LostTech.TensorFlow : API Documentation

Type ClusterResolver

Namespace tensorflow.distribute.cluster_resolver

Parent PythonObjectContainer

Interfaces IClusterResolver

Abstract class for all implementations of ClusterResolvers.

This defines the skeleton for all implementations of ClusterResolvers. ClusterResolvers are a way for TensorFlow to communicate with various cluster management systems (e.g. GCE, AWS, etc...).

By letting TensorFlow communicate with these systems, we will be able to automatically discover and resolve IP addresses for various TensorFlow workers. This will eventually allow us to automatically recover from underlying machine failures and scale TensorFlow worker clusters up and down.

Note to Implementors: In addition to these abstract methods, you must also implement the task_type, task_id, and rpc_layer attributes. You may choose to implement them either as properties with getters or setters or directly set the attributes.

- task_type is the name of the server's current named job (e.g. 'worker', 'ps' in a distributed parameterized training job). - task_id is the ordinal index of the server within the task type. - rpc_layer is the protocol used by TensorFlow to communicate with other TensorFlow servers in a distributed environment.

Methods

Properties

Public instance methods

ClusterSpec cluster_spec()

Returns a ClusterSpec object based on the latest TPU information.

We retrieve the information from the GCE APIs every time this method is called.
Returns
ClusterSpec
A ClusterSpec containing host information returned from Cloud TPUs, or None.

object cluster_spec_dyn()

Returns a ClusterSpec object based on the latest TPU information.

We retrieve the information from the GCE APIs every time this method is called.
Returns
object
A ClusterSpec containing host information returned from Cloud TPUs, or None.

string master(string task_type, Nullable<int> task_id, string rpc_layer)

Get the Master string to be used for the session.

In the normal case, this returns the grpc path (grpc://1.2.3.4:8470) of first instance in the ClusterSpec returned by the cluster_spec function.

If a non-TPU name is used when constructing a TPUClusterResolver, that will be returned instead (e.g. If the tpus argument's value when constructing this TPUClusterResolver was 'grpc://10.240.1.2:8470', 'grpc://10.240.1.2:8470' will be returned).
Parameters
string task_type
(Optional, string) The type of the TensorFlow task of the master.
Nullable<int> task_id
(Optional, integer) The index of the TensorFlow task of the master.
string rpc_layer
(Optional, string) The RPC protocol TensorFlow should use to communicate with TPUs.
Returns
string
string, the connection string to use when creating a session.

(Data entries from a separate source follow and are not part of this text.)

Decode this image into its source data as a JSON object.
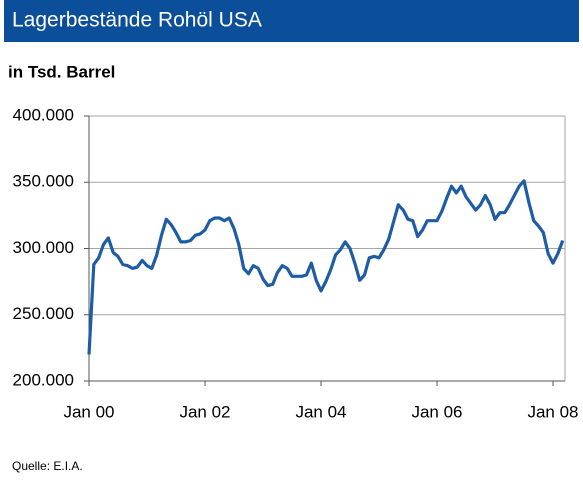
{
  "chart_data": {
    "type": "line",
    "title": "Lagerbestände Rohöl USA",
    "subtitle": "in Tsd. Barrel",
    "source": "Quelle: E.I.A.",
    "categories": [
      "Jan 00",
      null,
      null,
      null,
      null,
      null,
      null,
      null,
      null,
      null,
      null,
      null,
      null,
      null,
      null,
      null,
      null,
      null,
      null,
      null,
      null,
      null,
      null,
      null,
      "Jan 02",
      null,
      null,
      null,
      null,
      null,
      null,
      null,
      null,
      null,
      null,
      null,
      null,
      null,
      null,
      null,
      null,
      null,
      null,
      null,
      null,
      null,
      null,
      null,
      "Jan 04",
      null,
      null,
      null,
      null,
      null,
      null,
      null,
      null,
      null,
      null,
      null,
      null,
      null,
      null,
      null,
      null,
      null,
      null,
      null,
      null,
      null,
      null,
      null,
      "Jan 06",
      null,
      null,
      null,
      null,
      null,
      null,
      null,
      null,
      null,
      null,
      null,
      null,
      null,
      null,
      null,
      null,
      null,
      null,
      null,
      null,
      null,
      null,
      null,
      "Jan 08",
      null,
      null
    ],
    "series": [
      {
        "color": "#1f5ca6",
        "values": [
          220000,
          288000,
          293000,
          303000,
          308000,
          297000,
          294000,
          288000,
          287000,
          285000,
          286000,
          291000,
          287000,
          285000,
          295000,
          310000,
          322000,
          318000,
          312000,
          305000,
          305000,
          306000,
          310000,
          311000,
          314000,
          321000,
          323000,
          323000,
          321000,
          323000,
          315000,
          303000,
          285000,
          281000,
          287000,
          285000,
          277000,
          272000,
          273000,
          282000,
          287000,
          285000,
          279000,
          279000,
          279000,
          280000,
          289000,
          276000,
          268000,
          275000,
          284000,
          295000,
          299000,
          305000,
          300000,
          289000,
          276000,
          280000,
          293000,
          294000,
          293000,
          299000,
          307000,
          320000,
          333000,
          329000,
          322000,
          321000,
          309000,
          314000,
          321000,
          321000,
          321000,
          328000,
          338000,
          347000,
          342000,
          347000,
          339000,
          334000,
          329000,
          333000,
          340000,
          333000,
          322000,
          327000,
          327000,
          333000,
          340000,
          347000,
          351000,
          335000,
          321000,
          317000,
          312000,
          296000,
          289000,
          296000,
          306000
        ]
      }
    ],
    "ylim": [
      200000,
      400000
    ],
    "yticks": [
      {
        "value": 200000,
        "label": "200.000"
      },
      {
        "value": 250000,
        "label": "250.000"
      },
      {
        "value": 300000,
        "label": "300.000"
      },
      {
        "value": 350000,
        "label": "350.000"
      },
      {
        "value": 400000,
        "label": "400.000"
      }
    ],
    "grid": true
  }
}
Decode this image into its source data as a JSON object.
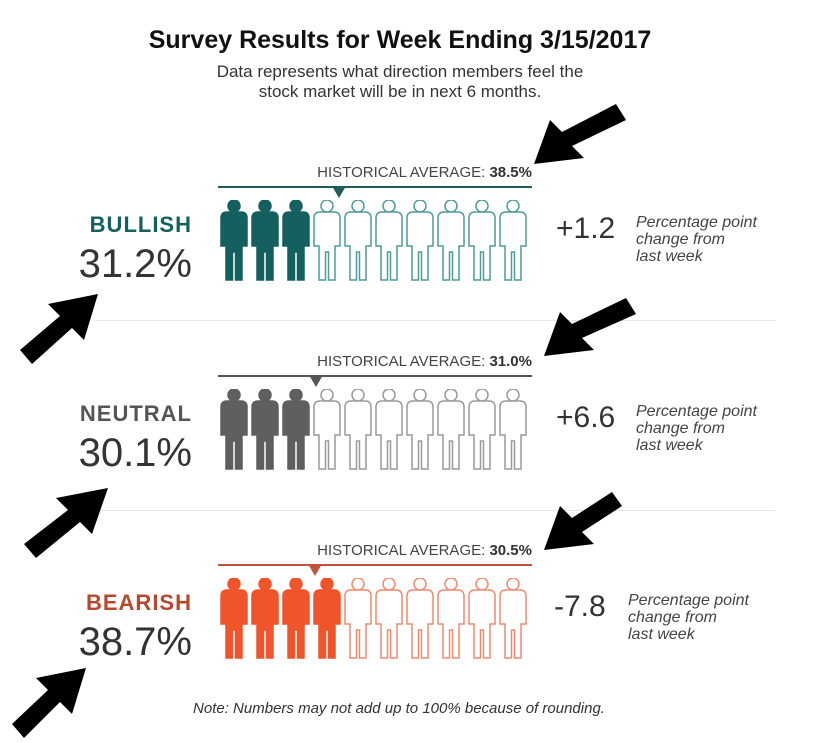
{
  "title": "Survey Results for Week Ending 3/15/2017",
  "subtitle_line1": "Data represents what direction members feel the",
  "subtitle_line2": "stock market will be in next 6 months.",
  "note": "Note: Numbers may not add up to 100% because of rounding.",
  "hist_prefix": "HISTORICAL AVERAGE: ",
  "chart_data": {
    "type": "pictogram",
    "title": "Survey Results for Week Ending 3/15/2017",
    "icons_per_row": 10,
    "categories": [
      {
        "name": "BULLISH",
        "value_label": "31.2%",
        "value": 31.2,
        "filled_icons": 3,
        "historical_average_label": "38.5%",
        "historical_average": 38.5,
        "change_label": "+1.2",
        "change": 1.2,
        "change_text_line1": "Percentage point",
        "change_text_line2": "change from",
        "change_text_line3": "last week",
        "color": "#14605f",
        "outline_color": "#4f9a9b",
        "line_color": "#1f5c5a"
      },
      {
        "name": "NEUTRAL",
        "value_label": "30.1%",
        "value": 30.1,
        "filled_icons": 3,
        "historical_average_label": "31.0%",
        "historical_average": 31.0,
        "change_label": "+6.6",
        "change": 6.6,
        "change_text_line1": "Percentage point",
        "change_text_line2": "change from",
        "change_text_line3": "last week",
        "color": "#5f5f5f",
        "outline_color": "#9a9a9a",
        "line_color": "#555555"
      },
      {
        "name": "BEARISH",
        "value_label": "38.7%",
        "value": 38.7,
        "filled_icons": 4,
        "historical_average_label": "30.5%",
        "historical_average": 30.5,
        "change_label": "-7.8",
        "change": -7.8,
        "change_text_line1": "Percentage point",
        "change_text_line2": "change from",
        "change_text_line3": "last week",
        "color": "#f0542a",
        "outline_color": "#f08a6e",
        "line_color": "#c0533a",
        "label_color": "#b7482e"
      }
    ]
  },
  "colors": {
    "arrow": "#000000",
    "bullish_label": "#14605f",
    "neutral_label": "#555555",
    "bearish_label": "#b7482e"
  }
}
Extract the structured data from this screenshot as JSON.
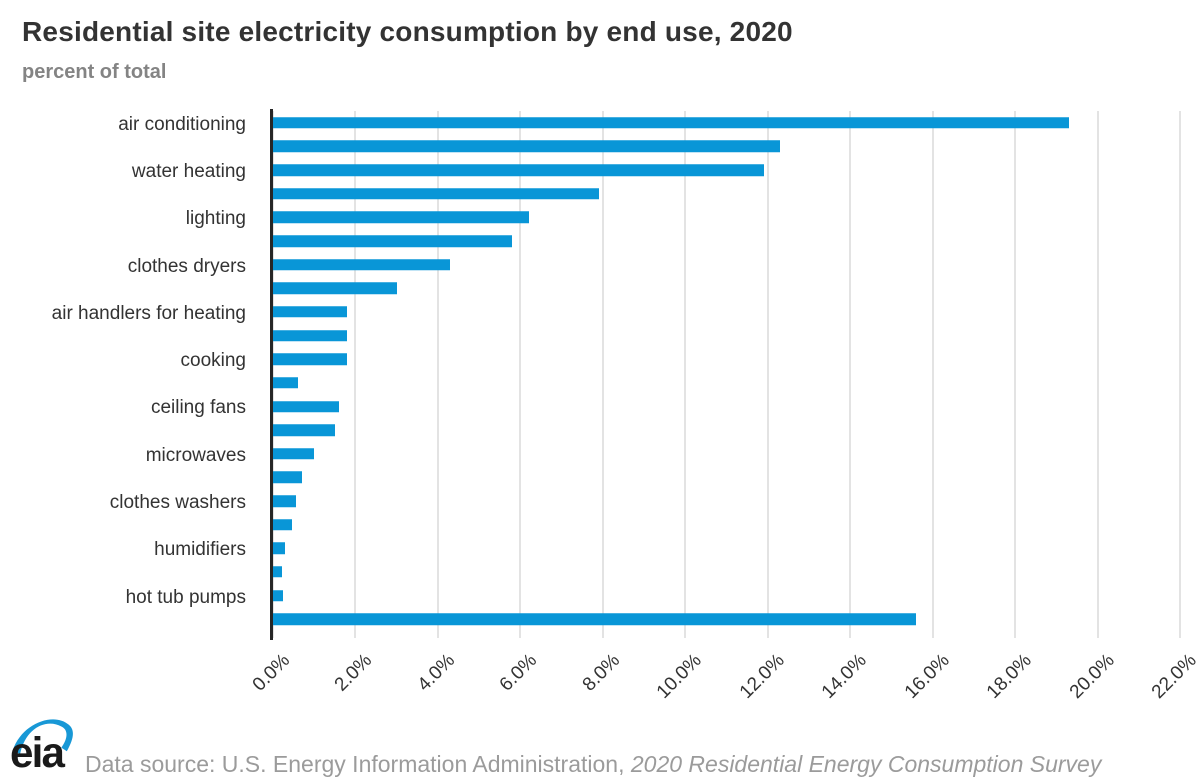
{
  "header": {
    "title": "Residential site electricity consumption by end use, 2020",
    "subtitle": "percent of total"
  },
  "chart_data": {
    "type": "bar",
    "orientation": "horizontal",
    "title": "Residential site electricity consumption by end use, 2020",
    "subtitle": "percent of total",
    "xlabel": "",
    "ylabel": "percent of total",
    "xlim": [
      0,
      22
    ],
    "grid": "vertical",
    "legend": "none",
    "bar_color": "#0996d7",
    "categories": [
      {
        "label": "air conditioning",
        "value": 19.3
      },
      {
        "label": "",
        "value": 12.3
      },
      {
        "label": "water heating",
        "value": 11.9
      },
      {
        "label": "",
        "value": 7.9
      },
      {
        "label": "lighting",
        "value": 6.2
      },
      {
        "label": "",
        "value": 5.8
      },
      {
        "label": "clothes dryers",
        "value": 4.3
      },
      {
        "label": "",
        "value": 3.0
      },
      {
        "label": "air handlers for heating",
        "value": 1.8
      },
      {
        "label": "",
        "value": 1.8
      },
      {
        "label": "cooking",
        "value": 1.8
      },
      {
        "label": "",
        "value": 0.6
      },
      {
        "label": "ceiling fans",
        "value": 1.6
      },
      {
        "label": "",
        "value": 1.5
      },
      {
        "label": "microwaves",
        "value": 1.0
      },
      {
        "label": "",
        "value": 0.7
      },
      {
        "label": "clothes washers",
        "value": 0.55
      },
      {
        "label": "",
        "value": 0.45
      },
      {
        "label": "humidifiers",
        "value": 0.3
      },
      {
        "label": "",
        "value": 0.22
      },
      {
        "label": "hot tub pumps",
        "value": 0.25
      },
      {
        "label": "",
        "value": 15.6
      }
    ],
    "x_ticks": {
      "values": [
        0,
        2,
        4,
        6,
        8,
        10,
        12,
        14,
        16,
        18,
        20,
        22
      ],
      "labels": [
        "0.0%",
        "2.0%",
        "4.0%",
        "6.0%",
        "8.0%",
        "10.0%",
        "12.0%",
        "14.0%",
        "16.0%",
        "18.0%",
        "20.0%",
        "22.0%"
      ]
    }
  },
  "footer": {
    "logo_text": "eia",
    "source_prefix": "Data source: U.S. Energy Information Administration, ",
    "source_italic": "2020 Residential Energy Consumption Survey"
  },
  "colors": {
    "accent": "#0996d7",
    "axis": "#262626",
    "grid": "#e3e3e3",
    "title_text": "#333333",
    "subtitle_text": "#848484",
    "footer_text": "#9b9b9b",
    "logo_blue": "#1898d6",
    "logo_black": "#1a1a1a"
  }
}
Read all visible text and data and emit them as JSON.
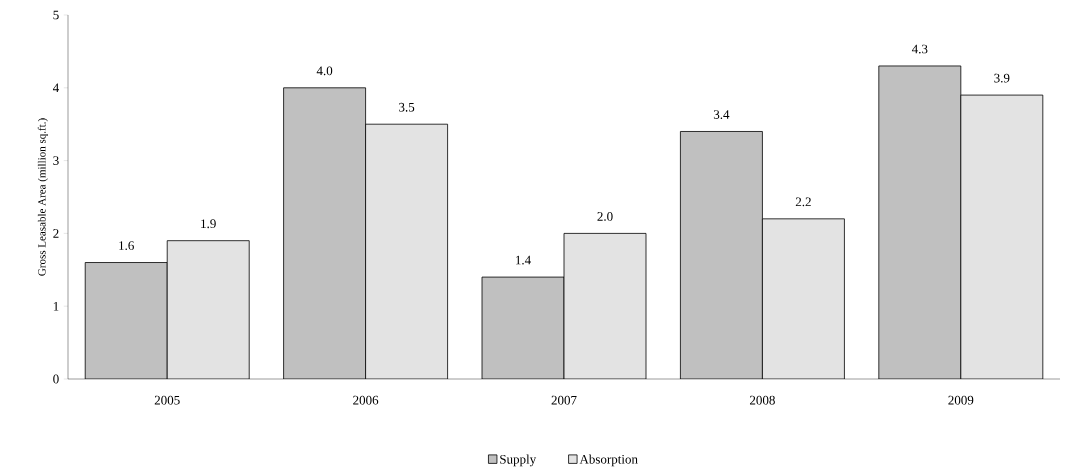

object master_dyn(object task_type, object task_id, object rpc_layer)

Get the Master string to be used for the session.

In the normal case, this returns the grpc path (grpc://1.2.3.4:8470) of first instance in the ClusterSpec returned by the cluster_spec function.

If a non-TPU name is used when constructing a TPUClusterResolver, that will be returned instead (e.g. If the tpus argument's value when constructing this TPUClusterResolver was 'grpc://10.240.1.2:8470', 'grpc://10.240.1.2:8470' will be returned).
Parameters
object task_type
(Optional, string) The type of the TensorFlow task of the master.
object task_id
(Optional, integer) The index of the TensorFlow task of the master.
object rpc_layer
(Optional, string) The RPC protocol TensorFlow should use to communicate with TPUs.
Returns
object
string, the connection string to use when creating a session.

object num_accelerators(string task_type, Nullable<int> task_id, object config_proto)

Returns the number of TPU cores per worker.

Connects to the master and list all the devices present in the master, and counts them up. Also verifies that the device counts per host in the cluster is the same before returning the number of TPU cores per host.
Parameters
string task_type
Unused.
Nullable<int> task_id
Unused.
object config_proto
Used to create a connection to a TPU master in order to retrieve the system metadata.

object num_accelerators_dyn(object task_type, object task_id, object config_proto)

Returns the number of TPU cores per worker.

Connects to the master and list all the devices present in the master, and counts them up. Also verifies that the device counts per host in the cluster is the same before returning the number of TPU cores per host.
Parameters
object task_type
Unused.
object task_id
Unused.
object config_proto
Used to create a connection to a TPU master in order to retrieve the system metadata.

Public properties

string environment get;

Returns the current environment which TensorFlow is running in.

There are two possible return values, "google" (when TensorFlow is running in a Google-internal environment) or an empty string (when TensorFlow is running elsewhere).

If you are implementing a ClusterResolver that works in both the Google environment and the open-source world (for instance, a TPU ClusterResolver or similar), you will have to return the appropriate string depending on the environment, which you will have to detect.

Otherwise, if you are implementing a ClusterResolver that will only work in open-source TensorFlow, you do not need to implement this property.

object environment_dyn get;

Returns the current environment which TensorFlow is running in.

There are two possible return values, "google" (when TensorFlow is running in a Google-internal environment) or an empty string (when TensorFlow is running elsewhere).

If you are implementing a ClusterResolver that works in both the Google environment and the open-source world (for instance, a TPU ClusterResolver or similar), you will have to return the appropriate string depending on the environment, which you will have to detect.

Otherwise, if you are implementing a ClusterResolver that will only work in open-source TensorFlow, you do not need to implement this property.

object PythonObject get;